&
Kesultanan Banten
kerajaan islam banten sejak peletakan batu pertama kesultanan mengemban
visi maritim yang kuat. Sultan maulana hasanudin dan syarif hidayatullah secara
cerdik memindahkan pusat pemerintahan dari pedalaman banten girang ke
pesisir. Dikawasan teluk banten, sultan membangun 3 institusi penting, ketiga
institusi itu adalah masjid, surosowan, dan pelabuhan sebagi sentra ekonomi dan
bisnis. Teluk Banten pun menggantikan posisi Malak sebagai bandar perdagangan
internasional yang mengalami ke munduran karena penguasaan Portugis.
Pelabuhan banten digerakan oleh transaksi ekspor impor pelaku bisnis dari
seluruh pelosok negeri.
Sultan ageng tirtayasa mengembangkan konsep pembangunan kota
pantai terpadu, yang terhubung dengan kampung hijau berbasis
pertanian serta membangun kota metropolitan multietnik.
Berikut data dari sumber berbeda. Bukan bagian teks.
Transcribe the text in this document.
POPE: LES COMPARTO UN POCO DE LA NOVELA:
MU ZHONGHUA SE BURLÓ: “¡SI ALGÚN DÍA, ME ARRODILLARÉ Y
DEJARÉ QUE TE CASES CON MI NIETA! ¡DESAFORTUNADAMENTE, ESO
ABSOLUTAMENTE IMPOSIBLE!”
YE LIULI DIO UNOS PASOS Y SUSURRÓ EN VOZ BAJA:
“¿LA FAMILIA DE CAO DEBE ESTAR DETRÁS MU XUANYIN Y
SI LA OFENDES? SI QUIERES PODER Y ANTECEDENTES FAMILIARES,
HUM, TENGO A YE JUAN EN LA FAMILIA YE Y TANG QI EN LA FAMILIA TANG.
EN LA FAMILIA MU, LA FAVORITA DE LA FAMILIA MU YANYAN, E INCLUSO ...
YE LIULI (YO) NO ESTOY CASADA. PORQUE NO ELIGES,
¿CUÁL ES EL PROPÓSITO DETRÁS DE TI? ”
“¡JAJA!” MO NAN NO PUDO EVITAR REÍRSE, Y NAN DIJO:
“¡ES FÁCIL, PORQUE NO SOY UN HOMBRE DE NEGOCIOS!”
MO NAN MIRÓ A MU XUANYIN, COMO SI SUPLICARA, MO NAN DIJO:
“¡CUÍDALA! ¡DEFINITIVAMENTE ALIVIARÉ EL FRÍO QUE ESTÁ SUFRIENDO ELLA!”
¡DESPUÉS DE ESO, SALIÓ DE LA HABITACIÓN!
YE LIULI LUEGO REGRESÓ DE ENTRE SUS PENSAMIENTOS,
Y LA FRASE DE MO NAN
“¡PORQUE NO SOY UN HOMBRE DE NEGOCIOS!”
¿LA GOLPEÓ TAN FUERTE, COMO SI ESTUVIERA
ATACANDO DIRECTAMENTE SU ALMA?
Hal ini dapat
dilihat pada peninggalan bangunan purbakala seperti masjid, keraton,
benteng, kanal, danau tarsikadi, pengindelan air bersih, balai pertemuan
(tiyamah), jembatan gantung, dermaga pelabuhan, dan termok kota. Visi
kota juga terlihat pada penataan ruang yang dirancang berbasis
keunggulan lokal dengan inti bisnis yang unik. Misalnya ditemukan nama
perkampungan kepandaian (pusat kerajinan logam), Kamaranggen
(pandai keris), kagongan (pandai lat kesenian), Kamasan (pandai emas
dan perhiasan), dan sebagainya. Pilihan cerdas itu menjadikan bnaten
sebagai kerajaan maritim tersohor sekaligus pusat perdagangan
internasional.
Keresidenan Banten
Belanda datang pertamakali datang mendarat di Banten tahun 1596
dipimpin oleh Chornelis De Houtman, tujuan mereka untuk berdagang bukan
untuk merebut kekuasaan. Pada tahun 1603 belanda berhasil mendirikan kantor
dagang “Verenigde oost-indische compagnie” ini merupakan kantor dagang
belanda pertama diseluruh kepulauan indonesia. Pada tahun 1617 VCO memiliki
kurang lebih 40kapal menghubungkan benteng-benteng yang berpusat di
jayakarta yang kemudian dinamakan batavia oleh belanda. Pada tahun 1619
batavia dibangun sebagai pusat pengaturan dagang VOC sekaligus pusat
pemerintahan hindia belanda. Pada tahun 1684 belanda menguasai pelabuhan
banten, menghancurkan surosowan pada tahun 1809 dan memindahkan pusat
pemerintahan keserang pada 1832. sultan muhammad syafiudin ditangkap dan
dibuang ke ambon sedangkan patihnya dihukum pancung.
Kesultanan dilanjutkan oleh sultan muhammad rafiudin dan belanda terus
melakukan penyerbuan terhadap keraton hingga akhirnya kekuasaan politik jatuh
sepenuhnya dalam kendali kolonial belanda ditahun 1820.
Banten yang berdaulat takluk menjadi sebuah keresidenan yang merupakan bagian
dari negeri jajahan belanda, dalam kendali gubernur jendral Deandles.
Bentuk keresidenan banten terus berlaku pada masa penjajahan Jepang. Ketika
Jepang masuk ke Teluk Banten pada tanggal 1 Maret 1942 dibawah pimpinan
Letnan Hitoshi Imamura. Kemudian setelah Jepang klah parang, indonesia merdeka
dan belanda ingin menjajah Indonesia, para Kiyai memeperkuat pemerintahan
darurat dengan mengisi kekosongan jabatan pemerintahan dan militer.